Enterprise
Roles and Permissions
Roles define who can manage organizations, projects, keys, usage visibility, billing, and security settings.
Roles define who can manage organizations, projects, keys, usage visibility, billing, and security settings.
Current role model
| Role | Typical owner | Main responsibility |
|---|---|---|
| Admin | Platform or IT lead | Organization-wide control |
| Project Owner | Team or product lead | Project-level operations |
| Member | Developer or builder | Day-to-day API usage |
| Finance | Billing owner | Billing and invoices |
Practical access split
| Area | Admin | Project Owner | Member | Finance |
|---|---|---|---|---|
| organization settings | full | none | none | none |
| member management | full | project-scoped | none | none |
| key management | full | project-scoped | own resources only | none |
| usage visibility | full | project-scoped | own or assigned context | none |
| billing and invoices | full | none | none | finance workflows |
Project scoping matters
Project Owner and Member permissions are limited by project context:
- Project Owner manages people, keys, and usage inside the current project
- Member works only with their own or assigned project resources
Assignment guidance
| Situation | Recommended role |
|---|---|
| User must manage organization settings, SSO, members, and billing ownership | Admin |
| User owns one product team or environment | Project Owner for that project |
| User only needs to call APIs or view assigned resources | Member |
| User handles invoices, renewals, or finance review | Finance |
Separation of duties
For production organizations, avoid putting every responsibility on one shared admin account.
| Duty | Recommended owner |
|---|---|
| Key creation and rotation | Admin or Project Owner |
| Day-to-day API usage | Member or service account key owned by a project |
| Billing review | Finance owner, with Admin visibility if needed |
| SSO and security policy | Admin plus security owner |
| Usage investigation | Admin for organization-wide view, Project Owner for project scope |
Access review checklist
Review role assignments regularly and after team changes:
- Remove users who no longer need access.

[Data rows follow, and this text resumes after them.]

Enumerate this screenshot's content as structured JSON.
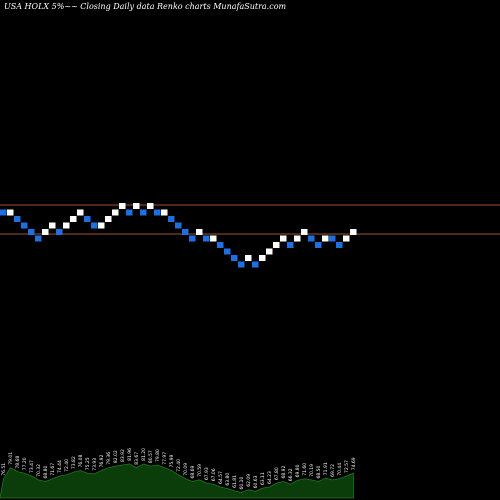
{
  "chart_data": {
    "type": "renko",
    "title": "USA HOLX  5%~~  Closing Daily data  Renko  charts MunafaSutra.com",
    "colors": {
      "background": "#000000",
      "up_brick": "#ffffff",
      "down_brick": "#1e6fe0",
      "lines": "#a0522d",
      "volume_fill": "#0b3d0b",
      "volume_line": "#1a7a1a",
      "labels": "#ffffff"
    },
    "reference_lines": [
      80.5,
      75.0
    ],
    "box_size_percent": 5,
    "bricks": [
      {
        "level": 1,
        "dir": "down"
      },
      {
        "level": 1,
        "dir": "up"
      },
      {
        "level": 0,
        "dir": "down"
      },
      {
        "level": -1,
        "dir": "down"
      },
      {
        "level": -2,
        "dir": "down"
      },
      {
        "level": -3,
        "dir": "down"
      },
      {
        "level": -2,
        "dir": "up"
      },
      {
        "level": -1,
        "dir": "up"
      },
      {
        "level": -2,
        "dir": "down"
      },
      {
        "level": -1,
        "dir": "up"
      },
      {
        "level": 0,
        "dir": "up"
      },
      {
        "level": 1,
        "dir": "up"
      },
      {
        "level": 0,
        "dir": "down"
      },
      {
        "level": -1,
        "dir": "down"
      },
      {
        "level": -1,
        "dir": "up"
      },
      {
        "level": 0,
        "dir": "up"
      },
      {
        "level": 1,
        "dir": "up"
      },
      {
        "level": 2,
        "dir": "up"
      },
      {
        "level": 1,
        "dir": "down"
      },
      {
        "level": 2,
        "dir": "up"
      },
      {
        "level": 1,
        "dir": "down"
      },
      {
        "level": 2,
        "dir": "up"
      },
      {
        "level": 1,
        "dir": "down"
      },
      {
        "level": 1,
        "dir": "up"
      },
      {
        "level": 0,
        "dir": "down"
      },
      {
        "level": -1,
        "dir": "down"
      },
      {
        "level": -2,
        "dir": "down"
      },
      {
        "level": -3,
        "dir": "down"
      },
      {
        "level": -2,
        "dir": "up"
      },
      {
        "level": -3,
        "dir": "down"
      },
      {
        "level": -3,
        "dir": "up"
      },
      {
        "level": -4,
        "dir": "down"
      },
      {
        "level": -5,
        "dir": "down"
      },
      {
        "level": -6,
        "dir": "down"
      },
      {
        "level": -7,
        "dir": "down"
      },
      {
        "level": -6,
        "dir": "up"
      },
      {
        "level": -7,
        "dir": "down"
      },
      {
        "level": -6,
        "dir": "up"
      },
      {
        "level": -5,
        "dir": "up"
      },
      {
        "level": -4,
        "dir": "up"
      },
      {
        "level": -3,
        "dir": "up"
      },
      {
        "level": -4,
        "dir": "down"
      },
      {
        "level": -3,
        "dir": "up"
      },
      {
        "level": -2,
        "dir": "up"
      },
      {
        "level": -3,
        "dir": "down"
      },
      {
        "level": -4,
        "dir": "down"
      },
      {
        "level": -3,
        "dir": "up"
      },
      {
        "level": -3,
        "dir": "down"
      },
      {
        "level": -4,
        "dir": "down"
      },
      {
        "level": -3,
        "dir": "up"
      },
      {
        "level": -2,
        "dir": "up"
      }
    ],
    "volume_profile": [
      0.35,
      0.55,
      0.48,
      0.45,
      0.4,
      0.33,
      0.3,
      0.35,
      0.4,
      0.42,
      0.47,
      0.5,
      0.45,
      0.44,
      0.5,
      0.55,
      0.58,
      0.6,
      0.62,
      0.55,
      0.62,
      0.58,
      0.6,
      0.55,
      0.5,
      0.42,
      0.35,
      0.3,
      0.33,
      0.27,
      0.25,
      0.2,
      0.17,
      0.13,
      0.1,
      0.15,
      0.12,
      0.18,
      0.2,
      0.27,
      0.3,
      0.25,
      0.32,
      0.35,
      0.33,
      0.3,
      0.36,
      0.33,
      0.35,
      0.4,
      0.45
    ],
    "price_labels": [
      "76.51",
      "79.01",
      "78.68",
      "77.20",
      "73.47",
      "70.32",
      "68.80",
      "71.67",
      "74.44",
      "72.40",
      "73.82",
      "76.08",
      "75.25",
      "73.93",
      "76.92",
      "79.36",
      "82.02",
      "83.92",
      "81.96",
      "83.67",
      "81.20",
      "80.57",
      "79.80",
      "77.97",
      "75.99",
      "72.40",
      "70.09",
      "68.69",
      "70.59",
      "67.93",
      "67.06",
      "64.57",
      "63.80",
      "61.81",
      "60.10",
      "62.09",
      "60.63",
      "63.11",
      "64.23",
      "67.80",
      "68.92",
      "66.32",
      "69.80",
      "71.60",
      "70.19",
      "68.50",
      "71.91",
      "69.72",
      "70.44",
      "72.57",
      "74.69"
    ]
  }
}
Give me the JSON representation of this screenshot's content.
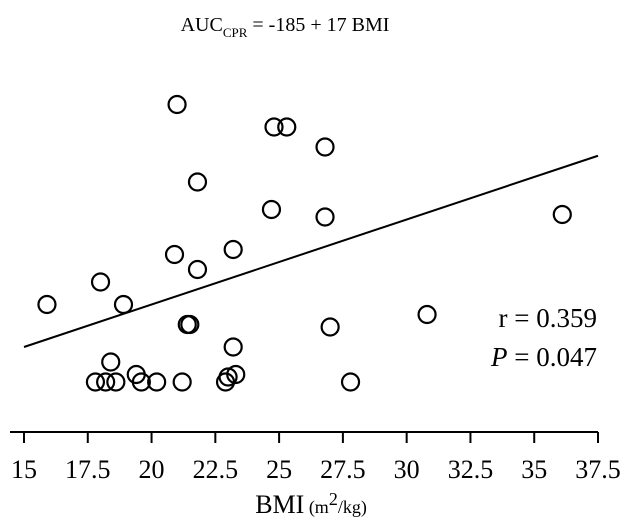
{
  "chart_data": {
    "type": "scatter",
    "title": {
      "prefix": "AUC",
      "subscript": "CPR",
      "rest": " = -185 + 17  BMI"
    },
    "xlabel": {
      "main": "BMI",
      "unit_prefix": " (m",
      "unit_sup": "2",
      "unit_suffix": "/kg)"
    },
    "xlim": [
      15,
      37.5
    ],
    "xticks": [
      15,
      17.5,
      20,
      22.5,
      25,
      27.5,
      30,
      32.5,
      35,
      37.5
    ],
    "xtick_labels": [
      "15",
      "17.5",
      "20",
      "22.5",
      "25",
      "27.5",
      "30",
      "32.5",
      "35",
      "37.5"
    ],
    "ylim": [
      0,
      640
    ],
    "y_axis_visible": false,
    "regression": {
      "intercept": -185,
      "slope": 17
    },
    "annotations": {
      "r_label": "r = 0.359",
      "p_italic": "P",
      "p_rest": " = 0.047"
    },
    "points": [
      {
        "x": 21.0,
        "y": 555
      },
      {
        "x": 24.8,
        "y": 510
      },
      {
        "x": 25.3,
        "y": 510
      },
      {
        "x": 26.8,
        "y": 470
      },
      {
        "x": 21.8,
        "y": 400
      },
      {
        "x": 24.7,
        "y": 345
      },
      {
        "x": 26.8,
        "y": 330
      },
      {
        "x": 36.1,
        "y": 335
      },
      {
        "x": 23.2,
        "y": 265
      },
      {
        "x": 20.9,
        "y": 255
      },
      {
        "x": 21.8,
        "y": 225
      },
      {
        "x": 18.0,
        "y": 200
      },
      {
        "x": 15.9,
        "y": 155
      },
      {
        "x": 18.9,
        "y": 155
      },
      {
        "x": 30.8,
        "y": 135
      },
      {
        "x": 21.4,
        "y": 115
      },
      {
        "x": 21.5,
        "y": 115
      },
      {
        "x": 27.0,
        "y": 110
      },
      {
        "x": 23.2,
        "y": 70
      },
      {
        "x": 18.4,
        "y": 40
      },
      {
        "x": 19.4,
        "y": 15
      },
      {
        "x": 23.0,
        "y": 10
      },
      {
        "x": 23.3,
        "y": 15
      },
      {
        "x": 17.8,
        "y": 0
      },
      {
        "x": 18.2,
        "y": 0
      },
      {
        "x": 18.6,
        "y": 0
      },
      {
        "x": 19.6,
        "y": 0
      },
      {
        "x": 20.2,
        "y": 0
      },
      {
        "x": 21.2,
        "y": 0
      },
      {
        "x": 22.9,
        "y": 0
      },
      {
        "x": 27.8,
        "y": 0
      }
    ]
  }
}
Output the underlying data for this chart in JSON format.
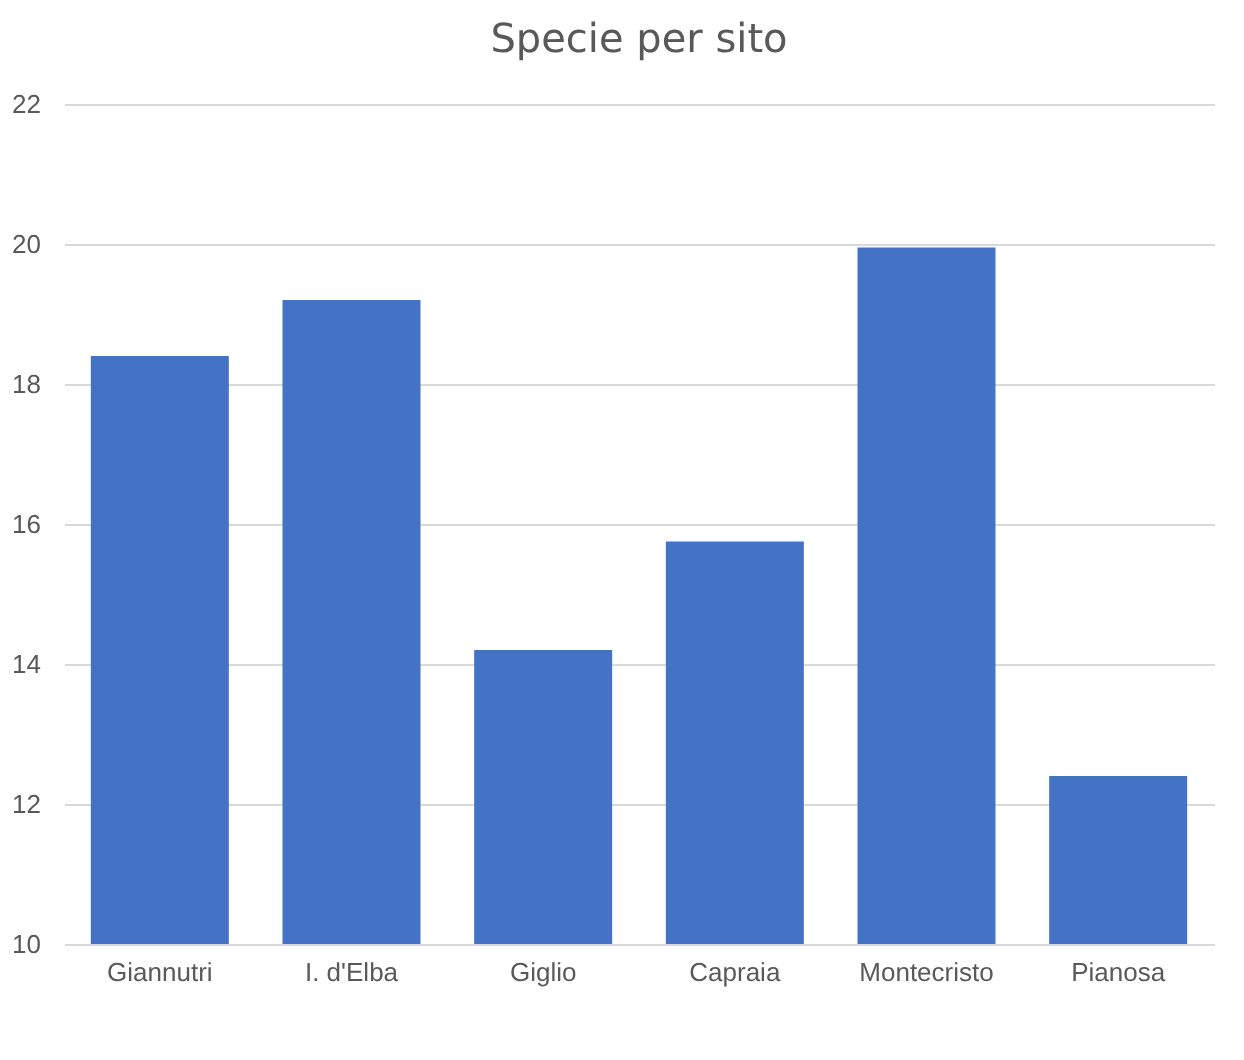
{
  "chart_data": {
    "type": "bar",
    "title": "Specie per sito",
    "categories": [
      "Giannutri",
      "I. d'Elba",
      "Giglio",
      "Capraia",
      "Montecristo",
      "Pianosa"
    ],
    "values": [
      18.4,
      19.2,
      14.2,
      15.75,
      19.95,
      12.4
    ],
    "color": "#4472c4",
    "ylim": [
      10,
      22
    ],
    "yticks": [
      10,
      12,
      14,
      16,
      18,
      20,
      22
    ],
    "grid": "y"
  }
}
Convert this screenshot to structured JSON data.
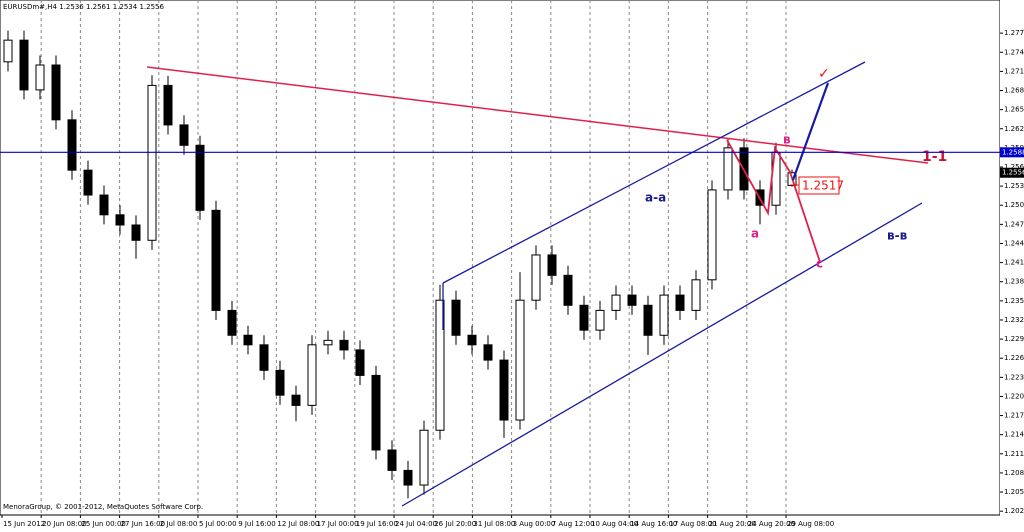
{
  "chart_data": {
    "type": "candlestick",
    "symbol": "EURUSDm#,H4",
    "copyright": "MenoraGroup, © 2001-2012, MetaQuotes Software Corp.",
    "time_labels": [
      "15 Jun 2012",
      "20 Jun 08:00",
      "25 Jun 00:00",
      "27 Jun 16:00",
      "2 Jul 08:00",
      "5 Jul 00:00",
      "9 Jul 16:00",
      "12 Jul 08:00",
      "17 Jul 00:00",
      "19 Jul 16:00",
      "24 Jul 04:00",
      "26 Jul 20:00",
      "31 Jul 08:00",
      "3 Aug 00:00",
      "7 Aug 12:00",
      "10 Aug 04:00",
      "14 Aug 16:00",
      "17 Aug 08:00",
      "21 Aug 20:00",
      "24 Aug 20:00",
      "29 Aug 08:00"
    ],
    "open": [
      1.273,
      1.2764,
      1.2686,
      1.2725,
      1.2639,
      1.256,
      1.2521,
      1.249,
      1.2474,
      1.245,
      1.2693,
      1.2631,
      1.2599,
      1.2497,
      1.234,
      1.2301,
      1.2286,
      1.2246,
      1.2207,
      1.2191,
      1.2286,
      1.2293,
      1.2278,
      1.2238,
      1.2121,
      1.2089,
      1.2066,
      1.2152,
      1.2356,
      1.2301,
      1.2286,
      1.2262,
      1.2168,
      1.2356,
      1.2427,
      1.2395,
      1.2348,
      1.2309,
      1.234,
      1.2364,
      1.2348,
      1.2301,
      1.2364,
      1.234,
      1.2388,
      1.2529,
      1.2595,
      1.2529,
      1.2505,
      1.2536
    ],
    "high": [
      1.2779,
      1.2779,
      1.274,
      1.274,
      1.2654,
      1.2575,
      1.2536,
      1.2505,
      1.2489,
      1.2709,
      1.2708,
      1.2646,
      1.2614,
      1.2512,
      1.2355,
      1.2316,
      1.2301,
      1.2261,
      1.2222,
      1.2301,
      1.2308,
      1.2308,
      1.2293,
      1.2253,
      1.2136,
      1.2104,
      1.2167,
      1.238,
      1.2371,
      1.2316,
      1.2301,
      1.2277,
      1.24,
      1.2442,
      1.2442,
      1.241,
      1.2363,
      1.2355,
      1.2379,
      1.2379,
      1.2363,
      1.2379,
      1.2379,
      1.2403,
      1.2544,
      1.261,
      1.261,
      1.2544,
      1.2603,
      1.2561
    ],
    "low": [
      1.2715,
      1.2671,
      1.2671,
      1.2624,
      1.2545,
      1.2506,
      1.2475,
      1.2459,
      1.2421,
      1.2435,
      1.2616,
      1.2584,
      1.2482,
      1.2325,
      1.2286,
      1.2271,
      1.2231,
      1.2192,
      1.2166,
      1.2176,
      1.2271,
      1.2263,
      1.2223,
      1.2106,
      1.2074,
      1.2045,
      1.2051,
      1.2137,
      1.2286,
      1.2271,
      1.2247,
      1.214,
      1.2153,
      1.2341,
      1.238,
      1.2333,
      1.2294,
      1.2294,
      1.2325,
      1.2333,
      1.227,
      1.2286,
      1.2325,
      1.2325,
      1.2373,
      1.2514,
      1.2514,
      1.2475,
      1.249,
      1.2534
    ],
    "close": [
      1.2764,
      1.2686,
      1.2725,
      1.2639,
      1.256,
      1.2521,
      1.249,
      1.2474,
      1.245,
      1.2693,
      1.2631,
      1.2599,
      1.2497,
      1.234,
      1.2301,
      1.2286,
      1.2246,
      1.2207,
      1.2191,
      1.2286,
      1.2293,
      1.2278,
      1.2238,
      1.2121,
      1.2089,
      1.2066,
      1.2152,
      1.2356,
      1.2301,
      1.2286,
      1.2262,
      1.2168,
      1.2356,
      1.2427,
      1.2395,
      1.2348,
      1.2309,
      1.234,
      1.2364,
      1.2348,
      1.2301,
      1.2364,
      1.234,
      1.2388,
      1.2529,
      1.2595,
      1.2529,
      1.2505,
      1.2588,
      1.2556
    ],
    "up_color": "#ffffff",
    "down_color": "#000000",
    "ylim": [
      1.2019,
      1.2827
    ],
    "yticks": [
      1.2775,
      1.2745,
      1.2715,
      1.2685,
      1.2655,
      1.2625,
      1.2595,
      1.2565,
      1.2535,
      1.2505,
      1.2475,
      1.2445,
      1.2415,
      1.2385,
      1.2355,
      1.2325,
      1.2295,
      1.2265,
      1.2235,
      1.2205,
      1.2175,
      1.2145,
      1.2115,
      1.2085,
      1.2055,
      1.2025
    ],
    "hline": {
      "value": 1.2588,
      "color": "#0000cc"
    },
    "grid": "vertical",
    "annotations": [
      {
        "text": "a-a",
        "color": "#1a1a8c"
      },
      {
        "text": "в-в",
        "color": "#1a1a8c"
      },
      {
        "text": "1-1",
        "color": "#cc1133"
      },
      {
        "text": "a",
        "color": "#e0218a"
      },
      {
        "text": "в",
        "color": "#e0218a"
      },
      {
        "text": "c",
        "color": "#e0218a"
      },
      {
        "text": "1.2517",
        "color": "#ee1111"
      },
      {
        "text": "✓",
        "color": "#ee1111"
      }
    ]
  }
}
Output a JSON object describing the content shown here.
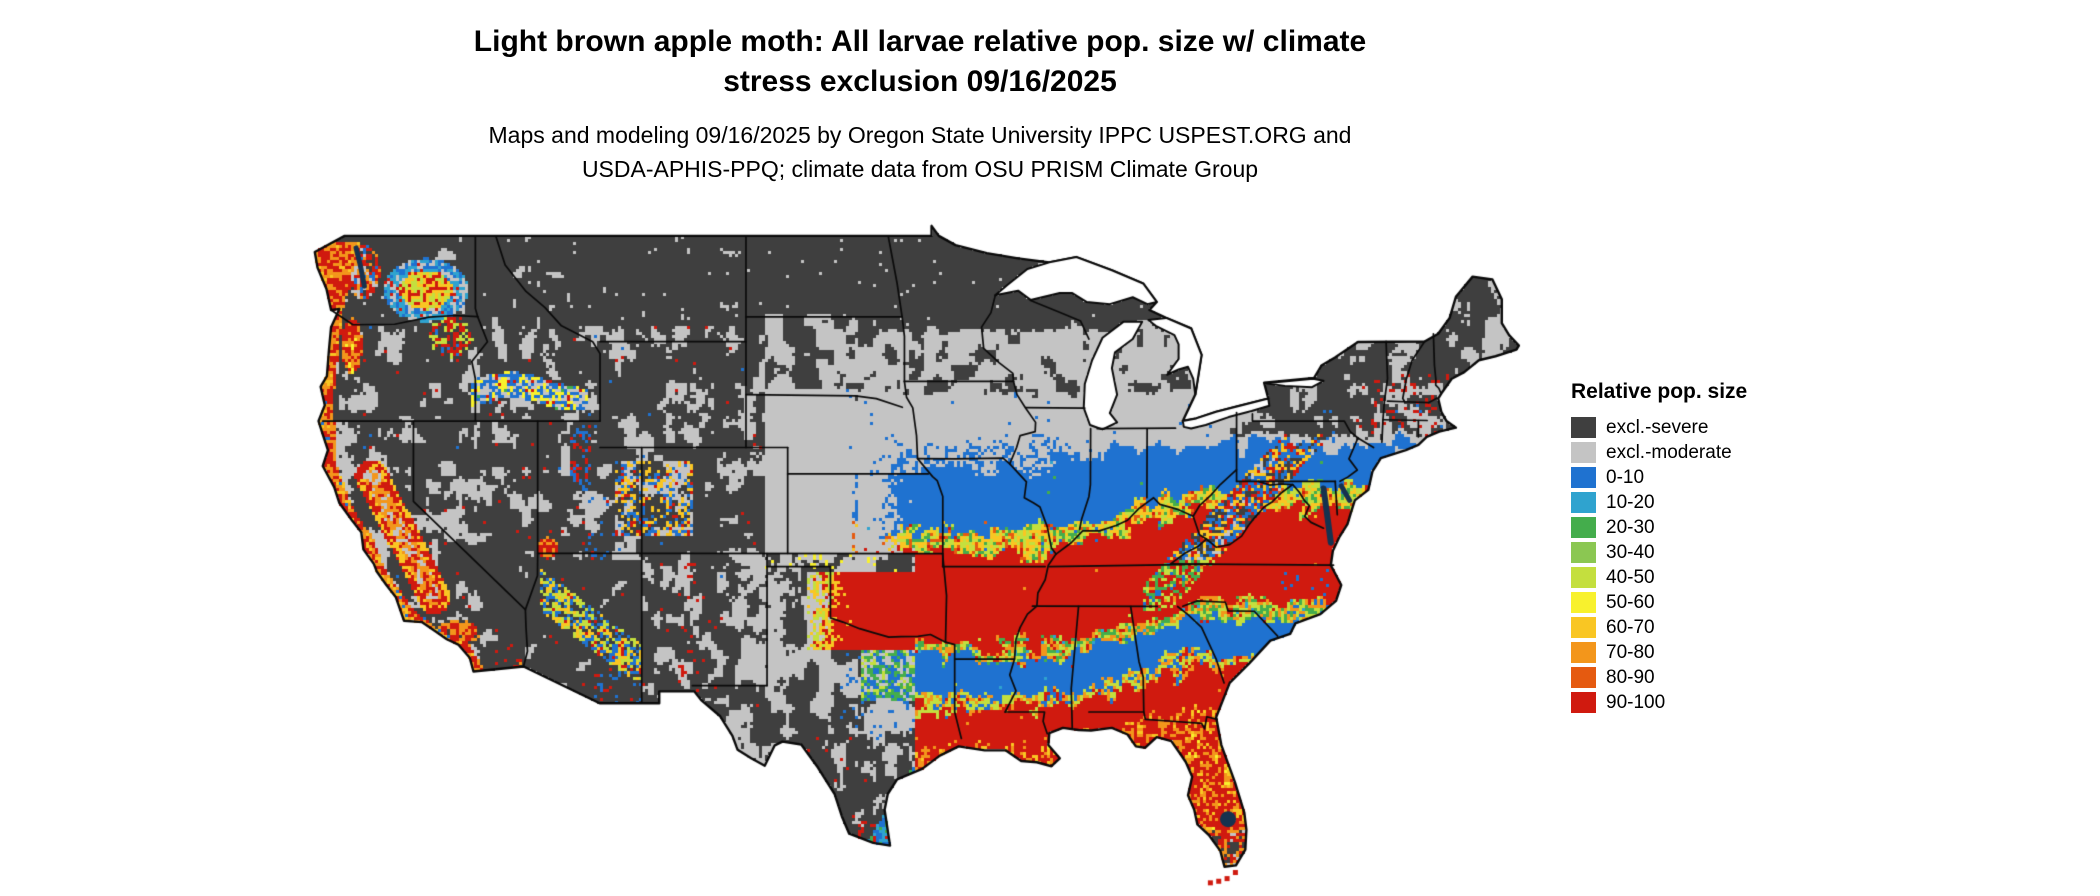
{
  "title": {
    "line1": "Light brown apple moth: All larvae relative pop. size w/ climate",
    "line2": "stress exclusion 09/16/2025"
  },
  "subtitle": {
    "line1": "Maps and modeling 09/16/2025 by Oregon State University IPPC USPEST.ORG and",
    "line2": "USDA-APHIS-PPQ; climate data from OSU PRISM Climate Group"
  },
  "legend": {
    "title": "Relative pop. size",
    "items": [
      {
        "label": "excl.-severe",
        "color": "#3f3f3f"
      },
      {
        "label": "excl.-moderate",
        "color": "#c4c4c4"
      },
      {
        "label": "0-10",
        "color": "#1f72d0"
      },
      {
        "label": "10-20",
        "color": "#2fa3cf"
      },
      {
        "label": "20-30",
        "color": "#44ad4c"
      },
      {
        "label": "30-40",
        "color": "#8bc752"
      },
      {
        "label": "40-50",
        "color": "#c4df3e"
      },
      {
        "label": "50-60",
        "color": "#f8f12d"
      },
      {
        "label": "60-70",
        "color": "#f9c623"
      },
      {
        "label": "70-80",
        "color": "#f3961b"
      },
      {
        "label": "80-90",
        "color": "#e55a10"
      },
      {
        "label": "90-100",
        "color": "#d01a0f"
      }
    ]
  }
}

- Downgrade Admins who only need project-level control.
- Confirm production API keys still have a named owner.
- Confirm finance users can reach invoice and renewal workflows.
- Check that each project has at least one accountable owner.
Fine-grained permissions
The table above is an outcome-level map. Enterprise accounts may use additional fine-grained controls depending on rollout stage and account configuration.